D'abord, considérons les populations qui risquent d'être soumises au CPE.
Ces populations n'ont bien évidemment pas les mêmes caractéristiques,
en termes de diplômes, de secteurs d'activité, de ressources relationnelles…
et donc d'accès à l'emploi. De fait, le taux de chômage 1 à 4 ans après
la fin des études est de 43,4 % pour un homme avec un niveau de diplôme
inférieur ou égal au brevet contre 22,5 % pour un homme ayant un CAP/BEP
ou équivalent, 16,1 % pour un homme ayant un bac et équivalent et 11,9
% pour un homme ayant plus du bac (ces taux sont respectivement de 47
%, 27,8 %, 20,6 % et 10,2 % pour les femmes). Ces inégalités de chômage
entre les personnes sortant du système scolaire, dont la majeure partie
ont moins de 26 ans, montrent la diversité des situations de ces jeunes
vis-à-vis du chômage.
Le CPE risque de renforcer cette hétérogénéité des situations des jeunes
vis-à-vis de l'emploi, parce que son usage par les employeurs peut en
faire un CDD ou un CDI de fait. Or, et c'est un point important, cette
répartition du CPE entre ceux qui en sortent par le haut et ceux qui en
sortent par le bas ne sera sans doute pas le fait du hasard mais risque
de recouper la dichotomie déjà installée sur le marché du travail des
jeunes entre des jeunes très qualifiés dont le statut de salarié est stable
et garanti et des jeunes peu qualifiés dont le statut sur le marché du
travail est déjà précaire. Pour les jeunes dont les diplômes et les compétences
sont activement recherchés par les entreprises, le CPE risque de ressembler
à un CDI et dans ce cas la période probatoire n'en sera pas vraiment une.

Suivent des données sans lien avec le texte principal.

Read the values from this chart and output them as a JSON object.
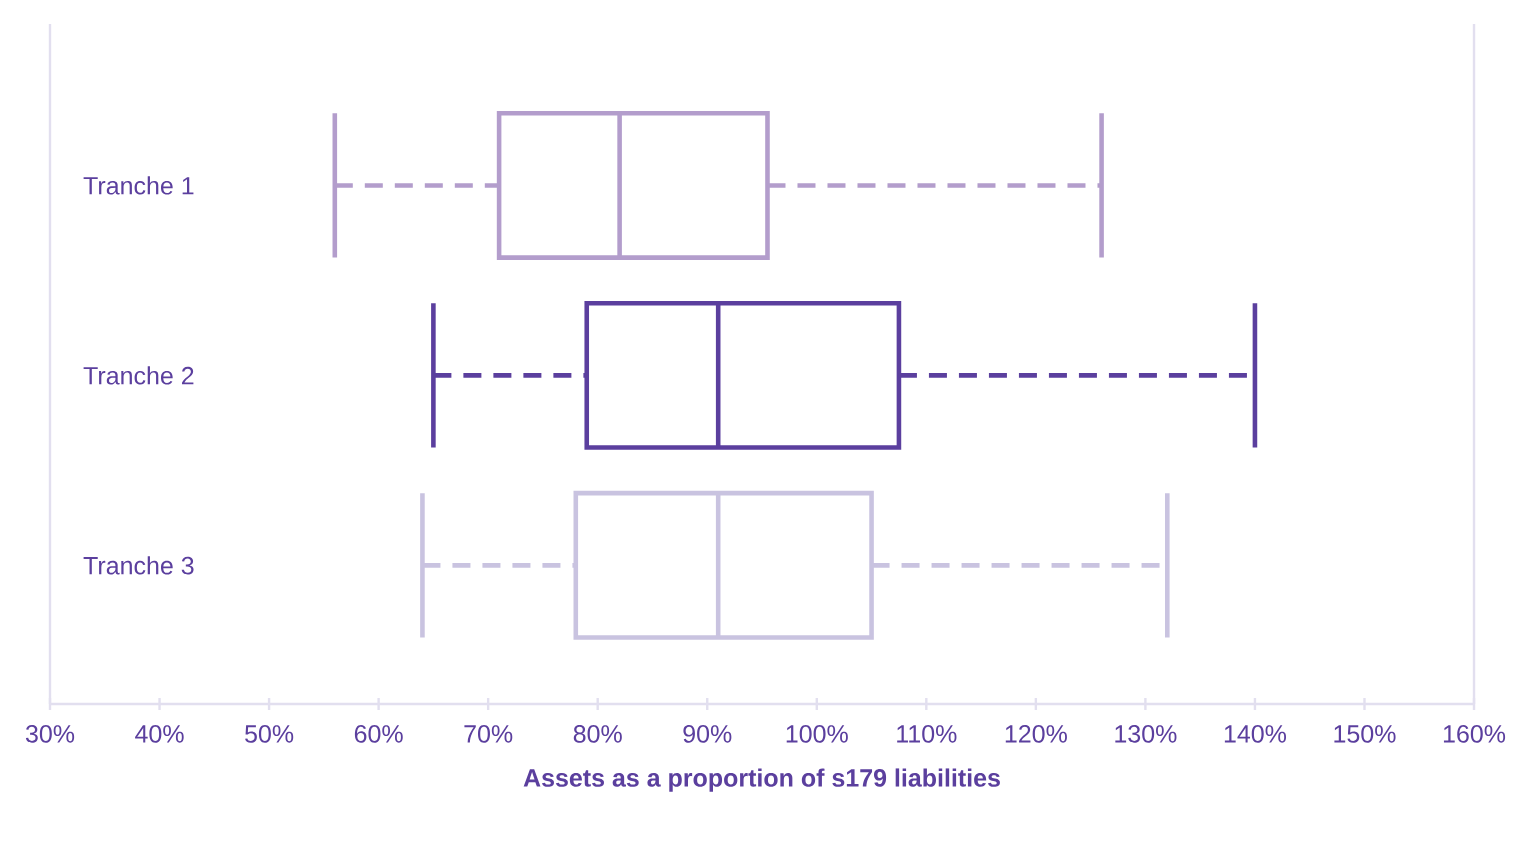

Au contraire, pour les jeunes dont les diplômes ou les compétences sont
faiblement reconnus et qui sont présents dans des secteurs traditionnellement
pourvoyeurs de CDD, il est probable que le CPE ne soit qu'un CDD déguisé
et que la période probatoire ne débouche dans ce cas sur aucun statut
pérenne. Dans un tel contexte, le CPE ne joue pas véritablement le rôle
de rite de passage, puisque le passage se fait automatiquement pour les
uns et pas du tout pour les autres.
Le deuxième aspect concerne les débouchés du CPE. Le système mis en
place à travers le CPE (pour les personnes de moins de 26 ans) et le CNE
(pour les employés des entreprises de moins de 20 salariés) et peut-être
à terme par le contrat unique, peut conduire à faire de la vie entière
du travailleur un rite de passage où l'individu doit en permanence faire
ses preuves. Prenons l'exemple d'un jeune travailleur sorti du système
scolaire avec une qualification peu reconnue. Il peut être amené à faire
un stage (non rémunéré) dans une première entreprise, un second stage
(faiblement rémunéré) dans une autre entreprise qui l'embauche en CPE
(progrès majeur : la durée du stage est déduite de la période probatoire
!) puis licencié sans motif avant le terme de cette période probatoire,
réembauché 3 mois après sur un autre CPE dans la même entreprise puis
licencié le jour de ses 26 ans, réembauché en CNE… Ce cas volontairement
caricatural et dont l'avenir nous dira s'il est possible permet néanmoins
de mettre en avant la limite du CPE/CNE comme rite de passage. En effet,
ce qui se dessine, c'est la possibilité pour un salarié d'aller de périodes
probatoires en périodes probatoires, sans jamais faire ses preuves. Le
rite de passage ne conduit donc pas à une entrée dans un statut de plein
droit mais dans un nouveau rite de passage qui a son tour ne débouchera
pas forcément sur ce statut.
Dès lors que le CPE révèle donc les inégalités de situation entre les
" jeunes " et qu'il ne débouche pas sur l'Eldorado qu'il promet, il ne
peut fonctionner véritablement comme rite de passage et sa capacité à
intégrer les " jeunes " à la société (via l'entreprise) est largement
soumise à caution. Dans ce cas, les contreparties supposées par tout
rite de passage (docilité et respect de l'institution) sont elles aussi
hypothétiques. Un système qui n'intègre plus est amené à fonctionner comme
repoussoir. Dans ce cas, le CPE, loin de favoriser le passage des jeunes
à l'entreprise, risque bien au contraire d'assurer un passage à la contestation.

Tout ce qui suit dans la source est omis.